Some people maintain the settled nature of Roe v Wade prohibits the reversal of this law. That concept ignores Constitutional history in which the Supreme Court has overturned its previous rulings. At best, Roe v Wade constitutes precedence, not inviolability like the laws of the Medes and Persians. Although I do not think Roe v Wade should be overturned, the prospect of elective abortions after the first trimester profoundly disturbs me. I recognize the intellectual inconsistency of my position.
Many religiously oriented people who face the reality of Roe v Wade object to the Federal government financially supporting abortion for citizens who lack the means to pay for the procedure. Such advocacy overlooks the economic and social costs of failing to support women who need, or even desire, an abortion. Similarly, failure to provide contraception to women of reduced financial resources involves economic and social costs.

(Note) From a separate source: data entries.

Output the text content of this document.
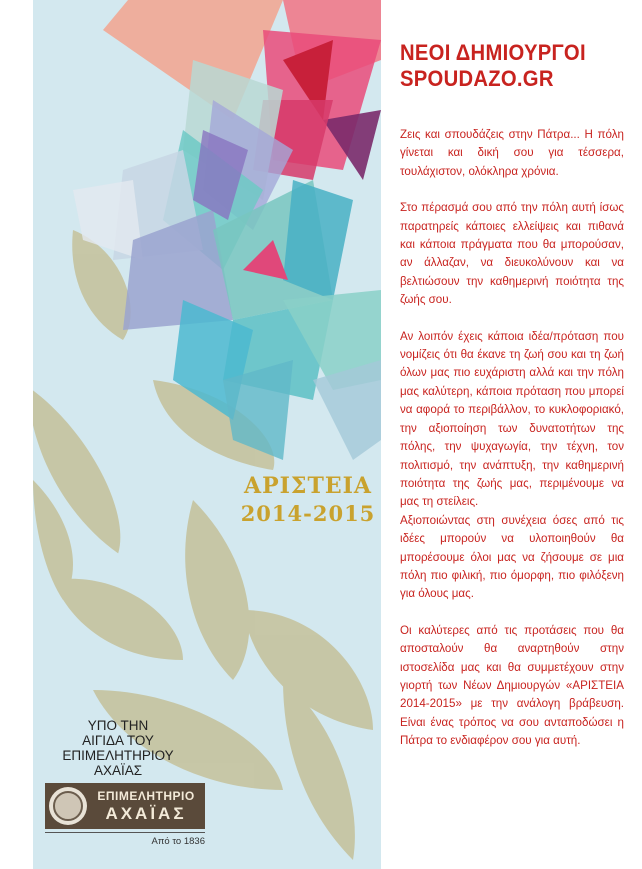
ΑΡΙΣΤΕΙΑ
2014-2015
ΥΠΟ ΤΗΝ
ΑΙΓΙΔΑ ΤΟΥ
ΕΠΙΜΕΛΗΤΗΡΙΟΥ
ΑΧΑΪΑΣ
ΕΠΙΜΕΛΗΤΗΡΙΟ
ΑΧΑΪΑΣ
Από το 1836
ΝΕΟΙ ΔΗΜΙΟΥΡΓΟΙ
SPOUDAZO.GR

Ζεις και σπουδάζεις στην Πάτρα... Η πόλη γίνεται και δική σου για τέσσερα, τουλάχιστον, ολόκληρα χρόνια.

Στο πέρασμά σου από την πόλη αυτή ίσως παρατηρείς κάποιες ελλείψεις και πιθανά και κάποια πράγματα που θα μπορούσαν, αν άλλαζαν, να διευκολύνουν και να βελτιώσουν την καθημερινή ποιότητα της ζωής σου.

Αν λοιπόν έχεις κάποια ιδέα/πρόταση που νομίζεις ότι θα έκανε τη ζωή σου και τη ζωή όλων μας πιο ευχάριστη αλλά και την πόλη μας καλύτερη, κάποια πρόταση που μπορεί να αφορά το περιβάλλον, το κυκλοφοριακό, την αξιοποίηση των δυνατοτήτων της πόλης, την ψυχαγωγία, την τέχνη, τον πολιτισμό, την ανάπτυξη, την καθημερινή ποιότητα της ζωής μας, περιμένουμε να μας τη στείλεις.

Αξιοποιώντας στη συνέχεια όσες από τις ιδέες μπορούν να υλοποιηθούν θα μπορέσουμε όλοι μας να ζήσουμε σε μια πόλη πιο φιλική, πιο όμορφη, πιο φιλόξενη για όλους μας.

Οι καλύτερες από τις προτάσεις που θα αποσταλούν θα αναρτηθούν στην ιστοσελίδα μας και θα συμμετέχουν στην γιορτή των Νέων Δημιουργών «ΑΡΙΣΤΕΙΑ 2014-2015» με την ανάλογη βράβευση. Είναι ένας τρόπος να σου ανταποδώσει η Πάτρα το ενδιαφέρον σου για αυτή.
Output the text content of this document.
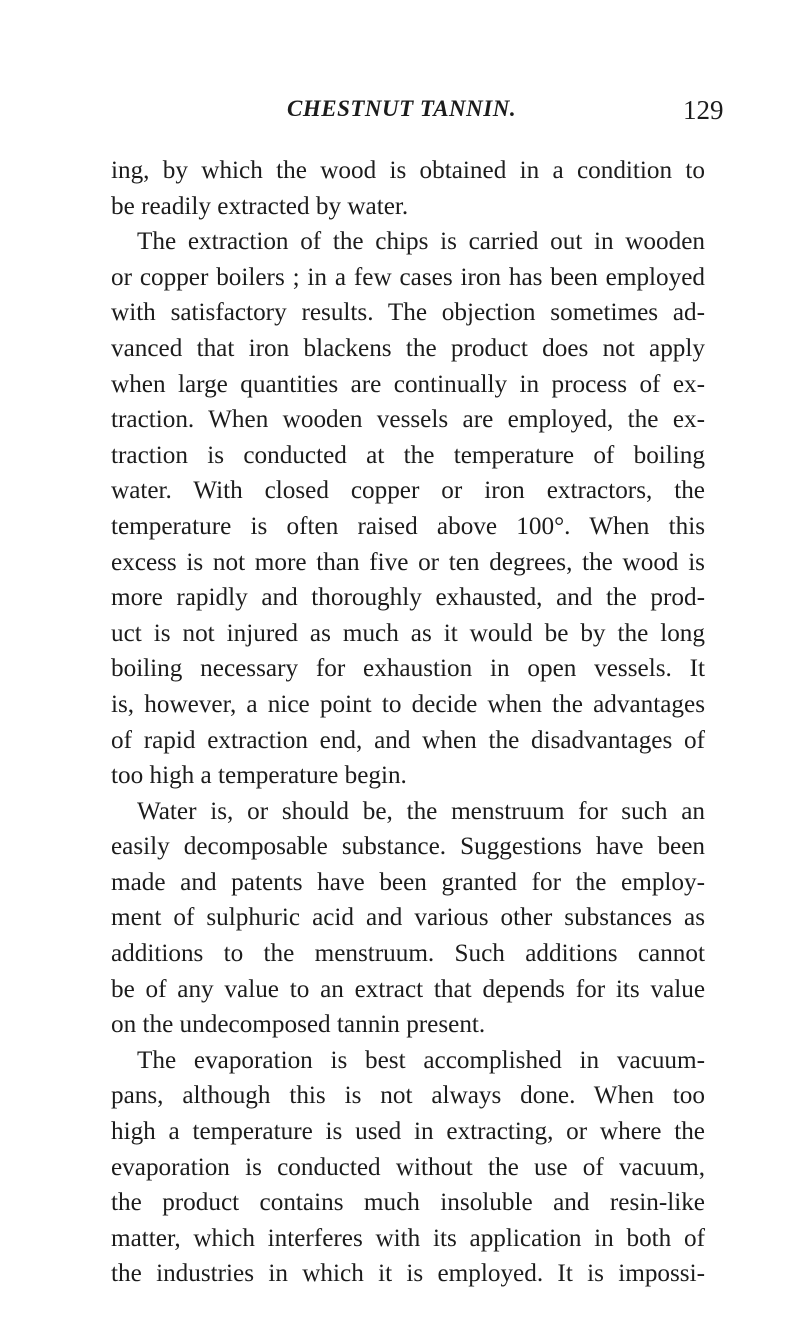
CHESTNUT TANNIN.	129
ing, by which the wood is obtained in a condition to
be readily extracted by water.
The extraction of the chips is carried out in wooden
or copper boilers ; in a few cases iron has been employed
with satisfactory results. The objection sometimes ad-
vanced that iron blackens the product does not apply
when large quantities are continually in process of ex-
traction. When wooden vessels are employed, the ex-
traction is conducted at the temperature of boiling
water. With closed copper or iron extractors, the
temperature is often raised above 100°. When this
excess is not more than five or ten degrees, the wood is
more rapidly and thoroughly exhausted, and the prod-
uct is not injured as much as it would be by the long
boiling necessary for exhaustion in open vessels. It
is, however, a nice point to decide when the advantages
of rapid extraction end, and when the disadvantages of
too high a temperature begin.
Water is, or should be, the menstruum for such an
easily decomposable substance. Suggestions have been
made and patents have been granted for the employ-
ment of sulphuric acid and various other substances as
additions to the menstruum. Such additions cannot
be of any value to an extract that depends for its value
on the undecomposed tannin present.
The evaporation is best accomplished in vacuum-
pans, although this is not always done. When too
high a temperature is used in extracting, or where the
evaporation is conducted without the use of vacuum,
the product contains much insoluble and resin-like
matter, which interferes with its application in both of
the industries in which it is employed. It is impossi-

The decision whether or not to have an abortion must rest primarily with the mother. After conception and until birth, survival of the new being depends on the mother’s body. The father may feel he has a stake in the developing new being; however, that stake should be manifest by providing adequate nutritional, emotional, and monetary support to the mother. Importantly, once the father has donated the sperm, the developmental process can proceed without him.
Under the Constitution, persons classified as pro-choice or anti-choice with respect to abortion may exercise their right to speak out in support of their opinion without violence. Persuasion, with or without religious content, can change hearts and minds resulting in changes to behavior. Even with Draconian consequences for violation, laws, can only moderate behavior absent changes in belief. For instance, we have laws against murder that incorporate extremely harsh punishment, yet people continue to commit murder. By analogy, even if Roe v Wade were to be reversed, women will still seek out abortions. Abortion—the deliberate termination of a pregnancy—has been a feature of human affairs for centuries.
The Supreme Court issued the 1973 ruling on Roe v Wade based on the woman’s right to privacy and liberty under the Constitution, which includes a woman’s right to decide whether to have an abortion. Anti-choicers who object to abortion on religious grounds should note that the Supreme ruling was made without reference to religion. We should also recognize that the Supreme Court ruling on Roe v Wade does not force any mother to have an abortion.